Dans ces conditions, il est évident que le risque de voir l’économie mondiale tomber en récession au cours des prochains mois a augmenté. Mais ce scénario noir pourrait être évité si la croissance économique américaine ne souffrait que marginalement de cette pandémie. Pour l’instant, les indicateurs conjoncturels avancés montrent en tout cas que l’accélération de la croissance aux États-Unis, tant dans les services que dans l’industrie, n’en a guère été affectée.
C’est l’Europe (à nouveau) qui semble la plus vulnérable, faute de croissance interne et du fait de sa dépendance excessive à ses marchés d’exportation qui souffrent des mesures conservatoires visant à freiner la propagation du virus. Les bourses d’actions européennes ont perdu ainsi leurs gains depuis le début prometteur de 2020. En revanche, le Nasdaq américain en conserve encore 5 % (en dollars).
Dans ces circonstances, il n’est pas étonnant que la devise américaine se soit appréciée par rapport à l’euro. Un peu trop même selon nos estimations, mais un petit écart est tout sauf anormal dans un tel contexte.
Graphique 2 : Évolution du taux de change dollar américain/euro par rapport à la valeur indiquée par notre modèle
Les marchés obligataires profitent cependant pleinement de la crainte d’un ralentissement de la croissance économique. Il est logique que ce contexte défavorable pousse (encore) les taux d’intérêt à long terme à la baisse, et donc les cours des obligations à la hausse.
Au sein des fonds essentiels, qui présentent une position équilibrée en actions et en obligations, la baisse des cours des actions (américaines) est donc neutralisée partiellement par l’appréciation du dollar, alors que les cours des titres à revenus fixes ont progressé sensiblement. Il n’est pas exclu cependant que nous soyons confrontés ultérieurement à un recul temporaire et limité des cours de ces fonds mixtes.
Mais l’analyse économique ne plaide pas en ce sens. Dans la mesure où le ralentissement de la croissance économique s’accompagnera d’une nouvelle baisse des taux d’intérêt à long terme, les cours des actions se stabiliseront relativement vite avant de reprendre un chemin haussier.
L’évolution de la situation relative au coronavirus fait émerger cependant des questions fondamentales à propos du modèle économique mondial. Indépendamment de la baisse logique de la consommation (qui pourra être rattrapée ultérieurement), cette épidémie révèle le risque considérable pris par de nombreuses entreprises à concentrer leur production dans la zone géographique aux coûts les plus bas. Un seul virus s’est avéré capable de paralyser toute la ligne de production d’une entreprise mondiale comme Apple.
La mondialisation a atteint une limite (inattendue) et doit donc revoir son modèle économique (qui avait été très performant jusqu’à présent). Mais une relocalisation dans des zones de production aux coûts plus élevés est exclue.

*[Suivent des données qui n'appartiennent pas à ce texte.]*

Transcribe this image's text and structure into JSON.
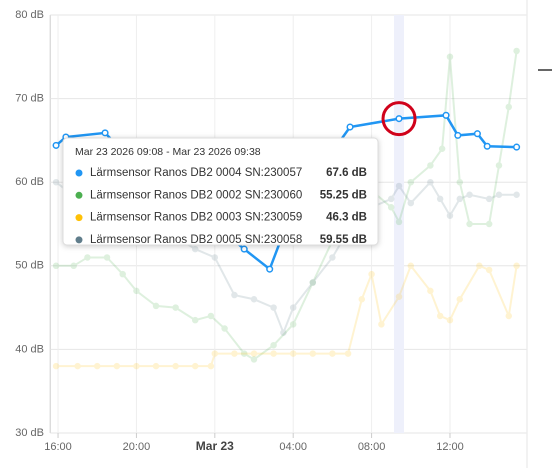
{
  "chart_data": {
    "type": "line",
    "ylim": [
      30,
      80
    ],
    "yticks": [
      {
        "value": 30,
        "label": "30 dB"
      },
      {
        "value": 40,
        "label": "40 dB"
      },
      {
        "value": 50,
        "label": "50 dB"
      },
      {
        "value": 60,
        "label": "60 dB"
      },
      {
        "value": 70,
        "label": "70 dB"
      },
      {
        "value": 80,
        "label": "80 dB"
      }
    ],
    "xlim": [
      15.6,
      39.9
    ],
    "xticks": [
      {
        "value": 16,
        "label": "16:00"
      },
      {
        "value": 20,
        "label": "20:00"
      },
      {
        "value": 24,
        "label": "Mar 23"
      },
      {
        "value": 28,
        "label": "04:00"
      },
      {
        "value": 32,
        "label": "08:00"
      },
      {
        "value": 36,
        "label": "12:00"
      }
    ],
    "grid": true,
    "highlight_series": 0,
    "series": [
      {
        "name": "Lärmsensor Ranos DB2 0004 SN:230057",
        "color": "#2196f3",
        "x": [
          15.9,
          16.4,
          18.4,
          20,
          22,
          24,
          25.5,
          26.8,
          28,
          29.5,
          30.9,
          33.4,
          35.8,
          36.4,
          37.4,
          37.9,
          39.4
        ],
        "values": [
          64.4,
          65.4,
          65.9,
          62,
          58,
          55,
          52,
          49.6,
          57,
          62,
          66.6,
          67.6,
          68.0,
          65.6,
          65.8,
          64.3,
          64.2
        ]
      },
      {
        "name": "Lärmsensor Ranos DB2 0002 SN:230060",
        "color": "#4caf50",
        "x": [
          15.9,
          16.8,
          17.5,
          18.5,
          19.3,
          20,
          21,
          22,
          23,
          23.8,
          24.5,
          25.5,
          26,
          27,
          28,
          29,
          30,
          31,
          32,
          33,
          33.4,
          34,
          35,
          35.6,
          36,
          36.5,
          37,
          38,
          38.5,
          39,
          39.4
        ],
        "values": [
          50,
          50,
          51,
          51,
          49,
          47,
          45.2,
          45,
          43.5,
          44,
          42.5,
          39.5,
          38.8,
          40.5,
          43,
          48,
          53,
          57,
          59,
          57,
          55.25,
          60,
          62,
          64,
          75,
          60,
          55,
          55,
          62,
          69,
          75.7
        ]
      },
      {
        "name": "Lärmsensor Ranos DB2 0003 SN:230059",
        "color": "#ffc107",
        "x": [
          15.9,
          17,
          18,
          19,
          20,
          21,
          22,
          23,
          23.8,
          24,
          25,
          26,
          27,
          28,
          29,
          30,
          30.8,
          31.5,
          32,
          32.5,
          33.4,
          34,
          35,
          35.5,
          36,
          36.5,
          37.5,
          38,
          39,
          39.4
        ],
        "values": [
          38,
          38,
          38,
          38,
          38,
          38,
          38,
          38,
          38,
          39.5,
          39.5,
          39.5,
          39.5,
          39.5,
          39.5,
          39.5,
          39.5,
          46,
          49,
          43,
          46.3,
          50,
          47,
          44,
          43.5,
          46,
          50,
          49.5,
          44,
          50
        ]
      },
      {
        "name": "Lärmsensor Ranos DB2 0005 SN:230058",
        "color": "#607d8b",
        "x": [
          15.9,
          17,
          18,
          19,
          20,
          21,
          22,
          23,
          24,
          25,
          26,
          27,
          27.5,
          28,
          29,
          30,
          31,
          32,
          33,
          33.4,
          34,
          35,
          35.5,
          36,
          36.5,
          37,
          38,
          38.5,
          39.4
        ],
        "values": [
          60,
          58,
          57,
          58,
          56,
          55,
          53.5,
          52,
          51,
          46.5,
          46,
          45,
          42,
          45,
          48,
          51,
          55,
          57,
          58,
          59.55,
          57.5,
          60,
          58,
          56,
          58,
          58.5,
          58,
          58.5,
          58.5
        ]
      }
    ],
    "tooltip": {
      "title": "Mar 23 2026 09:08 - Mar 23 2026 09:38",
      "hover_x": 33.4,
      "values": [
        67.6,
        55.25,
        46.3,
        59.55
      ],
      "value_labels": [
        "67.6 dB",
        "55.25 dB",
        "46.3 dB",
        "59.55 dB"
      ]
    }
  }
}
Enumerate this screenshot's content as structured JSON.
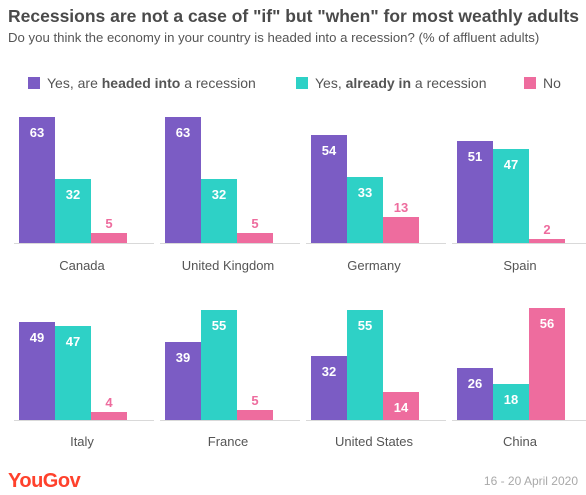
{
  "title": "Recessions are not a case of \"if\" but \"when\" for most weathly adults",
  "subtitle": "Do you think the economy in your country is headed into a recession? (% of affluent  adults)",
  "legend": [
    {
      "prefix": "Yes, are ",
      "bold": "headed into",
      "suffix": " a recession",
      "color": "#7b5cc4"
    },
    {
      "prefix": "Yes, ",
      "bold": "already in",
      "suffix": " a recession",
      "color": "#2ed1c6"
    },
    {
      "prefix": "No",
      "bold": "",
      "suffix": "",
      "color": "#ee6c9e"
    }
  ],
  "footer": {
    "logo": "YouGov",
    "date": "16 - 20 April 2020"
  },
  "chart_data": {
    "type": "bar",
    "categories": [
      "Canada",
      "United Kingdom",
      "Germany",
      "Spain",
      "Italy",
      "France",
      "United States",
      "China"
    ],
    "series": [
      {
        "name": "Yes, are headed into a recession",
        "color": "#7b5cc4",
        "values": [
          63,
          63,
          54,
          51,
          49,
          39,
          32,
          26
        ]
      },
      {
        "name": "Yes, already in a recession",
        "color": "#2ed1c6",
        "values": [
          32,
          32,
          33,
          47,
          47,
          55,
          55,
          18
        ]
      },
      {
        "name": "No",
        "color": "#ee6c9e",
        "values": [
          5,
          5,
          13,
          2,
          4,
          5,
          14,
          56
        ]
      }
    ],
    "ylim": [
      0,
      65
    ],
    "grid": false,
    "legend_position": "top"
  }
}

La poursuite de l’automatisation semble l’option la plus appropriée. Si vous recherchez un accent thématique pour vos investissements futurs, cela semble un choix évident.
(1) Les personnes de 65 ans et plus, qui constituent le principal groupe à risque, se font vacciner actuellement dans une proportion inférieure à 50 %. Le nombre de victimes d’accidents de la route est encore un multiple de celui de la grippe « ordinaire ». Ça, c’est une pandémie.